La novità più grande sta nell’atto unico: dal 01/03/2023 le coppie che intendono interrompere formalmente il loro rapporto potranno richiedere divorzio e separazione con un unico atto. 

Prima della prima udienza i coniugi dovranno presentare uno scritto difensivo nel quale devono essere contenute tutte le richieste, le domande e le contestazioni che si vorrà poi discutere in Aula di Tribunale. 

Il nuovo approccio alle cause di divorzio vedrà anche l’eliminazione dell’udienza presidenziale, durante la quale si è soliti chiedere provvedimenti provvisori prima della risoluzione definitiva. 

Questa mossa dovrebbe, secondo quanto pensato dai creatori della Riforma, ridurre le tempistiche ma, secondo alcuni, rischia anche di ridurre le chance di una soluzione consensuale. 

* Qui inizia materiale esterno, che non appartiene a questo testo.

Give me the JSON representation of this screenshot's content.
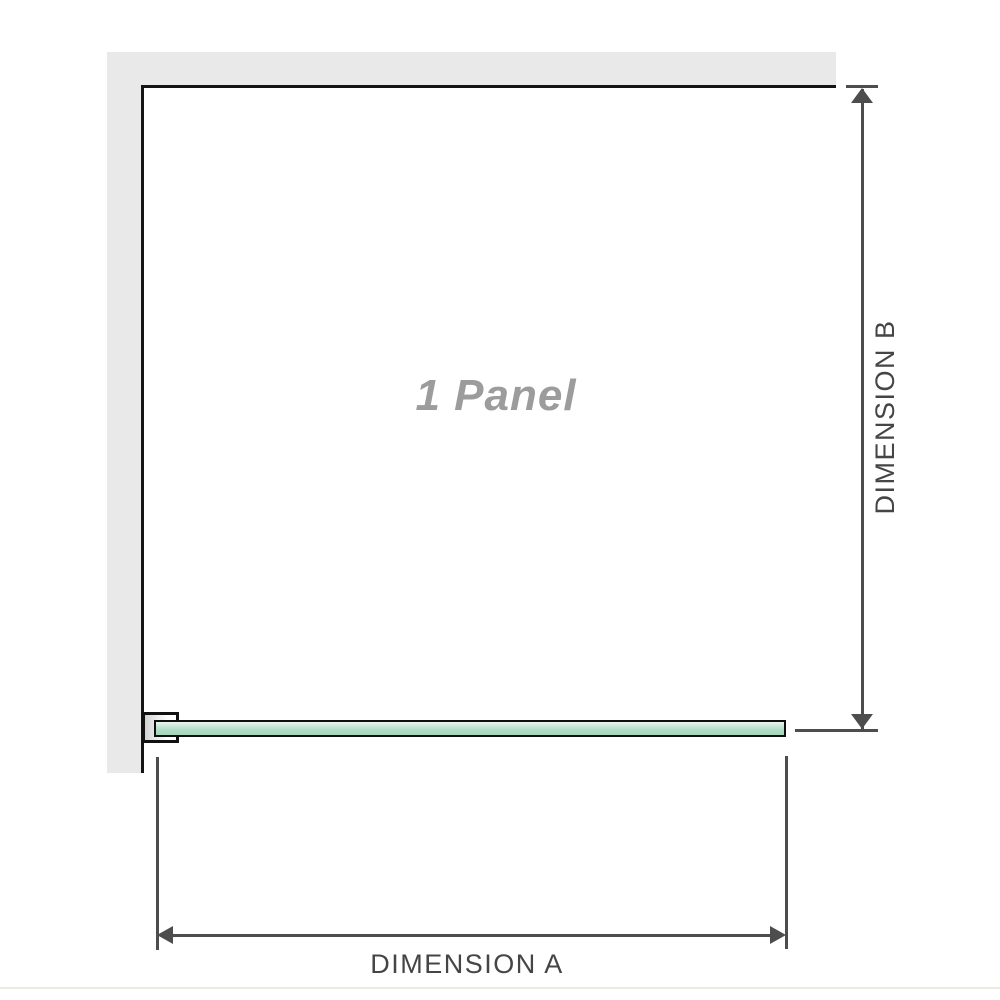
{
  "diagram": {
    "panel_label": "1 Panel",
    "dimensions": {
      "a_label": "DIMENSION A",
      "b_label": "DIMENSION B"
    }
  },
  "colors": {
    "wall_fill": "#e9e9e9",
    "wall_edge": "#141414",
    "glass_border": "#0f0f0f",
    "glass_gradient_top": "#e9f7ef",
    "glass_gradient_bottom": "#a4d6ba",
    "dimension_lines": "#4d4d4d",
    "dimension_text": "#454545",
    "panel_label_text": "#9c9c9c"
  }
}
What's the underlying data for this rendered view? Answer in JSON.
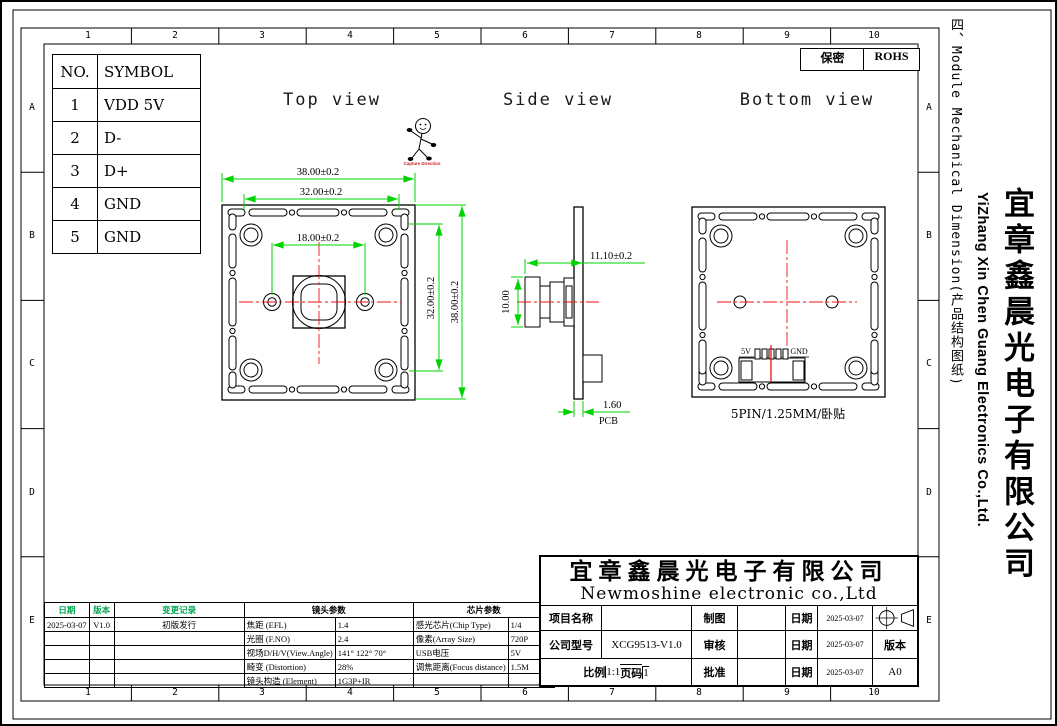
{
  "grid_refs": {
    "columns": [
      "1",
      "2",
      "3",
      "4",
      "5",
      "6",
      "7",
      "8",
      "9",
      "10"
    ],
    "rows": [
      "A",
      "B",
      "C",
      "D",
      "E"
    ]
  },
  "header": {
    "confidential_label": "保密",
    "rohs_label": "ROHS"
  },
  "side_panel": {
    "section_title": "四、Module Mechanical Dimension(产品结构图纸)",
    "company_cn": "宜章鑫晨光电子有限公司",
    "company_en": "YiZhang Xin Chen Guang Electronics Co.,Ltd."
  },
  "pin_table": {
    "headers": [
      "NO.",
      "SYMBOL"
    ],
    "rows": [
      [
        "1",
        "VDD 5V"
      ],
      [
        "2",
        "D-"
      ],
      [
        "3",
        "D+"
      ],
      [
        "4",
        "GND"
      ],
      [
        "5",
        "GND"
      ]
    ]
  },
  "views": {
    "capture_direction_label": "Capture Direction",
    "top": {
      "title": "Top view",
      "dim_width_outer": "38.00±0.2",
      "dim_width_inner": "32.00±0.2",
      "dim_hole_pitch": "18.00±0.2",
      "dim_height_inner": "32.00±0.2",
      "dim_height_outer": "38.00±0.2"
    },
    "side": {
      "title": "Side view",
      "dim_total_depth": "11.10±0.2",
      "dim_lens_height": "10.00",
      "dim_pcb_thickness": "1.60",
      "pcb_label": "PCB"
    },
    "bottom": {
      "title": "Bottom view",
      "pin_left_label": "5V",
      "pin_right_label": "GND",
      "connector_note": "5PIN/1.25MM/卧贴"
    }
  },
  "revision_table": {
    "date_header": "日期",
    "version_header": "版本",
    "record_header": "变更记录",
    "rows": [
      {
        "date": "2025-03-07",
        "version": "V1.0",
        "record": "初版发行"
      }
    ]
  },
  "lens_params": {
    "header": "镜头参数",
    "rows": [
      [
        "焦距 (EFL)",
        "1.4"
      ],
      [
        "光圈 (F.NO)",
        "2.4"
      ],
      [
        "视场D/H/V(View.Angle)",
        "141° 122° 70°"
      ],
      [
        "畸变 (Distortion)",
        "28%"
      ],
      [
        "镜头构造 (Element)",
        "1G3P+IR"
      ]
    ]
  },
  "chip_params": {
    "header": "芯片参数",
    "rows": [
      [
        "感光芯片(Chip Type)",
        "1/4"
      ],
      [
        "像素(Array Size)",
        "720P"
      ],
      [
        "USB电压",
        "5V"
      ],
      [
        "调焦距离(Focus distance)",
        "1.5M"
      ],
      [
        "",
        ""
      ]
    ]
  },
  "title_block": {
    "company_cn": "宜章鑫晨光电子有限公司",
    "company_en": "Newmoshine electronic co.,Ltd",
    "project_label": "项目名称",
    "project_value": "",
    "model_label": "公司型号",
    "model_value": "XCG9513-V1.0",
    "scale_label": "比例",
    "scale_value": "1:1",
    "page_label": "页码",
    "page_value": "1",
    "drawn_label": "制图",
    "checked_label": "审核",
    "approved_label": "批准",
    "date_label1": "日期",
    "date_label2": "日期",
    "date_label3": "日期",
    "date1": "2025-03-07",
    "date2": "2025-03-07",
    "date3": "2025-03-07",
    "version_label": "版本",
    "version_value": "A0"
  },
  "colors": {
    "dimension_green": "#00d400",
    "table_header_green": "#00a651",
    "centerline_red": "#f11212",
    "capture_red": "#cc2222"
  }
}
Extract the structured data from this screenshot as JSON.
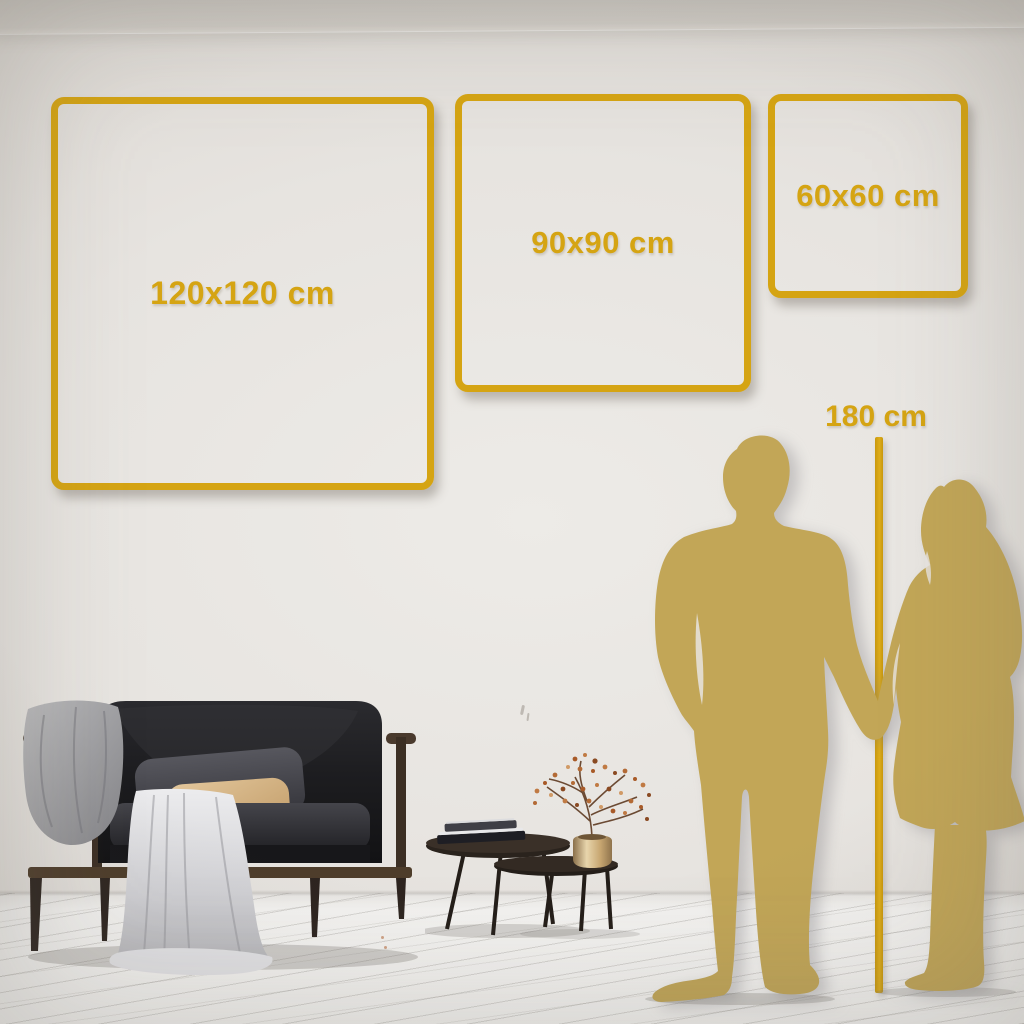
{
  "size_guide": {
    "frames": [
      {
        "id": "frame-120",
        "label": "120x120 cm"
      },
      {
        "id": "frame-90",
        "label": "90x90 cm"
      },
      {
        "id": "frame-60",
        "label": "60x60 cm"
      }
    ],
    "height_marker": {
      "label": "180 cm"
    }
  },
  "figures": {
    "man": "man-silhouette",
    "woman": "woman-silhouette"
  },
  "colors": {
    "accent_gold": "#D5A413",
    "silhouette_gold": "#C2A657",
    "wall": "#E7E4E0",
    "ceiling": "#CCC8C2",
    "floor": "#F4F3F1",
    "sofa_dark": "#1F1F22",
    "wood_frame": "#4A3A2D",
    "pillow_beige": "#D8BA8C",
    "pillow_gray": "#4A4A50",
    "blanket_gray": "#AFAFB2",
    "drape_white": "#DEDEE1",
    "vase_gold": "#D9C08E",
    "blossom_rust": "#B5672F"
  }
}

Il rito unico permetterà quindi di ottenere separazione e divorzio in un unico processo e con lo stesso giudice. 

I figli, anche se minorenni, verranno sempre ascoltati. Inoltre, è necessario che i coniugi convivano ininterrottamente e l’udienza del giudice dovrà obbligatoriamente tenersi entro 90 giorni dalla presentazione della richiesta. Il coinvolgimento del minore è strettamente legato al principio, rafforzato dalla Riforma, dell’interesse prevalente del minore”.

Successivamente – a partire dall’ottobre 2024 – questi procedimenti verranno seguiti da un apposito Tribunale, quello della Famiglia.